Il est intéressant de voir en quels termes. D’abord l’auteur du compte rendu parle, en provençal, de fautes de traduction, et non pas d’erreurs (parce que, pour deux ou trois mots il aurait fait d’autres choix que moi) : on est dans le registre moralisateur et culpabilisant de la faute donc, comme en français. Je rappelle qu’il n’y a qu’en français qu’on parle de fautes d’orthographe, par exemple…

 

Passons. Mon contradicteur me reproche aussi l’emploi de l’apostrophe pour noter des élisions, nombreuses pourtant en provençal, chez les écrivains comme dans le parler courant. Dans le contexte, en outre, c’est un des moyens dont je me suis servi pour rendre le parler infantile et familier du petit personnage et de ses copains. Quel est l’argument avancé pour censurer mes élisions ? « Ce n’est pas correct en français, ça ne l’est pas non plus en occitan » !…

 

Et bien sûr, ce discours puriste culmine sur les questions de graphie -vous savez que c’est une pathologie collective chez ceux qui s’occupent d’occitan. Depuis deux siècles on s’entretue pour des histoires d’o et d’a.
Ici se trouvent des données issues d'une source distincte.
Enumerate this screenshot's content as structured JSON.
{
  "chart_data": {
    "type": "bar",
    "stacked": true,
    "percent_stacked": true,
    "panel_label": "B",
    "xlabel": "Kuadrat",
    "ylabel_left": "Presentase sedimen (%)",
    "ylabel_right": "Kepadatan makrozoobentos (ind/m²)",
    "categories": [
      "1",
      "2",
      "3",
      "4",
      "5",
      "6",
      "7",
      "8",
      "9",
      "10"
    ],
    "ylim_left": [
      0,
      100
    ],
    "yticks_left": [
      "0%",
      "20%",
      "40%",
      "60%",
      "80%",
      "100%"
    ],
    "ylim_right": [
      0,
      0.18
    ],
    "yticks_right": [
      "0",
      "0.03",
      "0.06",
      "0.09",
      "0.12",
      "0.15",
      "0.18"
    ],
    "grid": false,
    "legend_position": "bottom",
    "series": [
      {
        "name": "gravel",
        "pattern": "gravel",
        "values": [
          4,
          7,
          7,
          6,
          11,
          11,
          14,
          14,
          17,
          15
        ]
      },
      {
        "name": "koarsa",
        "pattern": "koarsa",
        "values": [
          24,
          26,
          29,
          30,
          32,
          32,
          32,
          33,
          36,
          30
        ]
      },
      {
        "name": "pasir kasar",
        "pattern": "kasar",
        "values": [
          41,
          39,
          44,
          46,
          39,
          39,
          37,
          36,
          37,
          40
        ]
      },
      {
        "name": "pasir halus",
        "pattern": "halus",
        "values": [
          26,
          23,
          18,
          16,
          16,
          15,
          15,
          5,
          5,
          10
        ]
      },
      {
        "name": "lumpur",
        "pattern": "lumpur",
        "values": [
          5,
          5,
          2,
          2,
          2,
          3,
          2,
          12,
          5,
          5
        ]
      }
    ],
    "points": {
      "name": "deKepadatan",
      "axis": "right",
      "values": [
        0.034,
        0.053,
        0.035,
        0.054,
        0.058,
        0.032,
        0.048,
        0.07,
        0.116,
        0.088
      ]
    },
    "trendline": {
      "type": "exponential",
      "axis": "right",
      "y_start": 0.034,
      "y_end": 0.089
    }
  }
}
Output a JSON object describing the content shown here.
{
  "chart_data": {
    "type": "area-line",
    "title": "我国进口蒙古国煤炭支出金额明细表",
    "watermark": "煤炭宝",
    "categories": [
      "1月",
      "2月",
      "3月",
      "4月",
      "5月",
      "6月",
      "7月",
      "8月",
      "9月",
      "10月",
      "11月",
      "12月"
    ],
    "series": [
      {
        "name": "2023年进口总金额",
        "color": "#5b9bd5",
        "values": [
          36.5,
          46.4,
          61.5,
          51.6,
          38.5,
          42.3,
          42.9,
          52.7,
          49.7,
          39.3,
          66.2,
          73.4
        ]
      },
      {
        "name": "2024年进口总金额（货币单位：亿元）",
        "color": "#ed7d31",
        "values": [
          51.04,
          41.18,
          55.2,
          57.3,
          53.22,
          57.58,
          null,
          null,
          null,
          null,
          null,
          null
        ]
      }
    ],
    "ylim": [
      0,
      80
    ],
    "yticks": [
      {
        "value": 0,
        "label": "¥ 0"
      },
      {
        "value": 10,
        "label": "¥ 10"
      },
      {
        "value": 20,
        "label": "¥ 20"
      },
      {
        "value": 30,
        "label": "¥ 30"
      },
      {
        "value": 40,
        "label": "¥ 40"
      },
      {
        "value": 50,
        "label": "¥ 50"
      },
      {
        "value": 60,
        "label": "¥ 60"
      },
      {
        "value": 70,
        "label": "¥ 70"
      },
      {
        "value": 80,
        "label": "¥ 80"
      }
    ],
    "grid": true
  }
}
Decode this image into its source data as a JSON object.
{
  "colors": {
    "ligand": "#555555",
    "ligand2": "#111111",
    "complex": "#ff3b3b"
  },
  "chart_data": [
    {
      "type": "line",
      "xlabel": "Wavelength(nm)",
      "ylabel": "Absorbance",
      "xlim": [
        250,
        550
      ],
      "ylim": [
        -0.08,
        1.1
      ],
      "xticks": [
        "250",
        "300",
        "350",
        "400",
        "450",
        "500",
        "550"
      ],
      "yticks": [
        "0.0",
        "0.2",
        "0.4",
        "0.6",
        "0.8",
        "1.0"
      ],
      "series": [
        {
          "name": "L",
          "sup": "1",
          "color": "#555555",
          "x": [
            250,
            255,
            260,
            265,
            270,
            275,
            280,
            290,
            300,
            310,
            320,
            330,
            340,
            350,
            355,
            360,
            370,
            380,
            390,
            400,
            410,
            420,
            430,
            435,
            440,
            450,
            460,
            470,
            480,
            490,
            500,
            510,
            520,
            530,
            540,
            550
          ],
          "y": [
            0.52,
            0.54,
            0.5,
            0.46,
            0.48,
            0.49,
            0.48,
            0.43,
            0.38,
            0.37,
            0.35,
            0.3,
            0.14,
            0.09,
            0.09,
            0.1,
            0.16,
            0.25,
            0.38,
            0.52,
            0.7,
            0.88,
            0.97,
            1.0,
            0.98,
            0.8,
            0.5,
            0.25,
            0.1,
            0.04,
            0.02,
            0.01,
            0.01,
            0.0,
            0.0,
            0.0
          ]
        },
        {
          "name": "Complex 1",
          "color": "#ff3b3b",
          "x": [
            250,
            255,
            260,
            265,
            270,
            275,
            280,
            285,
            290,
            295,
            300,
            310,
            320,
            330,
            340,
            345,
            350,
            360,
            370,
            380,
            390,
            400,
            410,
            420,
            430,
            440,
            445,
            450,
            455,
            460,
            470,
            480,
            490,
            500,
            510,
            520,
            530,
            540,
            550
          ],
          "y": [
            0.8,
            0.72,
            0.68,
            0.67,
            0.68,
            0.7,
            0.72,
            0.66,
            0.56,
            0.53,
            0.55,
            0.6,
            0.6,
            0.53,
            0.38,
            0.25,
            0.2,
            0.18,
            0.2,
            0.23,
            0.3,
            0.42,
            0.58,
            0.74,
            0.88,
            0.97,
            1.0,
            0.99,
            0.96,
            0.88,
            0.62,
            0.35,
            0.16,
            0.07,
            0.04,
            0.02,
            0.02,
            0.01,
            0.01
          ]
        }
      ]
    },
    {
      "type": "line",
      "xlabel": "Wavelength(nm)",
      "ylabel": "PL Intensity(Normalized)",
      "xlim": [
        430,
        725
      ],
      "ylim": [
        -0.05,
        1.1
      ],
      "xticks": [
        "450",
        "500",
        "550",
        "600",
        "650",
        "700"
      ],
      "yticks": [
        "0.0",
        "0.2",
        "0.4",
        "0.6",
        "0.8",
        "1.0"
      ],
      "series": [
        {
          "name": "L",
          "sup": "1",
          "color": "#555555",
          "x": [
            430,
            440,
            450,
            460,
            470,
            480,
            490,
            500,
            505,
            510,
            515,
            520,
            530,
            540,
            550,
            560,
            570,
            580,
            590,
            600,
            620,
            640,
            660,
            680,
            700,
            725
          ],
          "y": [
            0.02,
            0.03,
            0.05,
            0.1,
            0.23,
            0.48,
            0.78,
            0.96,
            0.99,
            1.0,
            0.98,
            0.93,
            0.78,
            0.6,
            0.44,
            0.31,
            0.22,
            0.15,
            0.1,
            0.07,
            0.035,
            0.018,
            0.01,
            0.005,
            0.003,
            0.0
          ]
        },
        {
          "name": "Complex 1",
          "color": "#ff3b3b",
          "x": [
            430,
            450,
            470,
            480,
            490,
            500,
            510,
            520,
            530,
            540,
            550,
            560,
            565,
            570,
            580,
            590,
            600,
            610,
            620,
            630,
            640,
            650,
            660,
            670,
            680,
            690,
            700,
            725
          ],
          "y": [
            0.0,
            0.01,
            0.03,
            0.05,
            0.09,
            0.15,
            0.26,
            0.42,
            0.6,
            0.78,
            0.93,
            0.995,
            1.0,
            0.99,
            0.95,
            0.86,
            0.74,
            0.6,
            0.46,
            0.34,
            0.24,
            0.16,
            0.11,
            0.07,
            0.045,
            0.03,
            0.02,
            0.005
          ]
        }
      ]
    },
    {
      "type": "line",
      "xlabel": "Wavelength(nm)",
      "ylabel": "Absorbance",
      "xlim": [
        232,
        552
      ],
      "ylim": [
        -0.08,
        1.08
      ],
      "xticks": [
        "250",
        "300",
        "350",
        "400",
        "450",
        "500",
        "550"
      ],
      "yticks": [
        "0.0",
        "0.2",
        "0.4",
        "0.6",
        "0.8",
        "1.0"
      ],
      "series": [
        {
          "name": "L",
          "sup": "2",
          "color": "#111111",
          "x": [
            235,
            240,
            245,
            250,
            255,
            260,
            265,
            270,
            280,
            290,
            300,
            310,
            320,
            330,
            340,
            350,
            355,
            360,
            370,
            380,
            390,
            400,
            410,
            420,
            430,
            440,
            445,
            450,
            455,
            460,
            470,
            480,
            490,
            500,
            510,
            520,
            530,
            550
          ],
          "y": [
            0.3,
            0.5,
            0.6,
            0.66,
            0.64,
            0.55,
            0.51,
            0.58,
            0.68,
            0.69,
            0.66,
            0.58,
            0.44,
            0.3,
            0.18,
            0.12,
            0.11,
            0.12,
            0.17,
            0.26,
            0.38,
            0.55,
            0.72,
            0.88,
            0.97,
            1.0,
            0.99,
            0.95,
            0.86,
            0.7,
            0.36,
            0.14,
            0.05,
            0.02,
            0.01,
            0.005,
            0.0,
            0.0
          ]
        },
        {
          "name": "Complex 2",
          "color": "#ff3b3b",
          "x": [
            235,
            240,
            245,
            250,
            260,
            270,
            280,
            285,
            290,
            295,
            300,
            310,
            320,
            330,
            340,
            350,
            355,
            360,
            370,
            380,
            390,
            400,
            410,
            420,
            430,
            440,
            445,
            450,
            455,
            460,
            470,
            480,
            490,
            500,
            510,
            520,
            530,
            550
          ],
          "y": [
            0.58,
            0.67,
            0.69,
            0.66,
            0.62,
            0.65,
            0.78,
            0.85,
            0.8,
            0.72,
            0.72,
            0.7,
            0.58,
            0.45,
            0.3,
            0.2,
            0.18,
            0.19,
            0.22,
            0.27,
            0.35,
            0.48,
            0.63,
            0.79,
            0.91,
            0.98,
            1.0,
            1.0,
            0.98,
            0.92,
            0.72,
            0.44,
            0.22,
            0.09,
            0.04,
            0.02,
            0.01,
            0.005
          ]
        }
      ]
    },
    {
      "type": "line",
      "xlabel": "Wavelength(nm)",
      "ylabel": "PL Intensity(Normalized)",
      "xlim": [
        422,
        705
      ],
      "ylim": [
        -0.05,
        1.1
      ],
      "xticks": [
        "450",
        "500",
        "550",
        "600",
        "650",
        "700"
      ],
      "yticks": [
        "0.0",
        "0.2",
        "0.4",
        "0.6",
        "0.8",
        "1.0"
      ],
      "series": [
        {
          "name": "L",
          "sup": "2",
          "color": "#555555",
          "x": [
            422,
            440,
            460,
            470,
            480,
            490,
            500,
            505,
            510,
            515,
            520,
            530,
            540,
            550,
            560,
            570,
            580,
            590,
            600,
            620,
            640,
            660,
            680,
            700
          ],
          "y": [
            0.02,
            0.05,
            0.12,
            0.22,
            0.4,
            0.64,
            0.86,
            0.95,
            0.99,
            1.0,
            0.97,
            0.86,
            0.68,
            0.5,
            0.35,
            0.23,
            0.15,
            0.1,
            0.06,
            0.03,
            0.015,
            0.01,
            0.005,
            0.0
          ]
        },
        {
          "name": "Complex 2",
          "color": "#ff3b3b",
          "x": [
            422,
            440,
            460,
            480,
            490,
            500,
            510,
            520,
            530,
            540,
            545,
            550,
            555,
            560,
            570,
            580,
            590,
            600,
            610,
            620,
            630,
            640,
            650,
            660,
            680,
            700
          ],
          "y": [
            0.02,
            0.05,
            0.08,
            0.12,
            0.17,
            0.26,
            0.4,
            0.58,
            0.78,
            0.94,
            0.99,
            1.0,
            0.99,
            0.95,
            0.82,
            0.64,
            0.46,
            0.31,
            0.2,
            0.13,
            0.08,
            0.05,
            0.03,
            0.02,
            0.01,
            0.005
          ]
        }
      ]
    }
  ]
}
Disons que j’applique rigoureusement le code de la graphie classique de la langue, mais en exploitant les ressources qu’il offre dans la notation du dialecte provençal, de manière que celui-ci s’en trouve allégé de quelques incohérences.

 

Alors là, sacrilège ! Il n’est plus question dans l’article que de respect des règles mises en place, de correction graphique, de normes qu’il faut suivre, de choix auxquels il faut se tenir, etc. J’ai répondu à mon censeur : « Pourquoi ne pas mettre en place une police de la langue, tant que vous y êtes ? » Il n’a pas publié ma réponse…

 

Mais vous avez compris où je voulais en venir : il y a des gens qui n’arrivent pas à s’enlever de la tête le modèle de la langue française, cet archétype auquel toutes les autres langues devraient se conformer. Et dans la pratique de leur propre langue, ils ne rêvent que de reproduire les modes de fonctionnement que l’Histoire a imposés pour le français : en deux mots, surveiller et punir. Comme si leur modèle, c’était l’Académie française et son « bon usage », et qu’ils ne rêvaient que de fulminer des normes, des censures et des anathèmes.

 

Mais pour moi, pratiquer l’occitan c’est tout le contraire de cela. C’est une langue en liberté, une langue de liberté d’expression. Elle a payé le prix de cette liberté. Et cette leçon est généralisable à toutes nos langues. Il faut les émanciper. Arrachons-nous au modèle coercitif et punitif du fonctionnement d’une langue, au moment d’ailleurs où, même en français, il commence à perdre de son autorité et de son emprise… Assumons la pluralité des moyens d’expression, la liberté des locuteurs, la diversité interne à toute langue.

 

De toute façon, dès le premier mot prononcé en occitan, en créole, en corse, en flamand, nous sommes déjà dans un contre-modèle, c’est l’Histoire qui l’a voulu, nous exprimons une contre-culture. Alors assumons-le et, sans chercher à entrer dans le moule encore dominant, ce serait suicidaire, inventons d’autres manières de vivre les langues de France.

 

Voilà deux ou trois choses que cette expérience de traduction m’a permis de mieux penser…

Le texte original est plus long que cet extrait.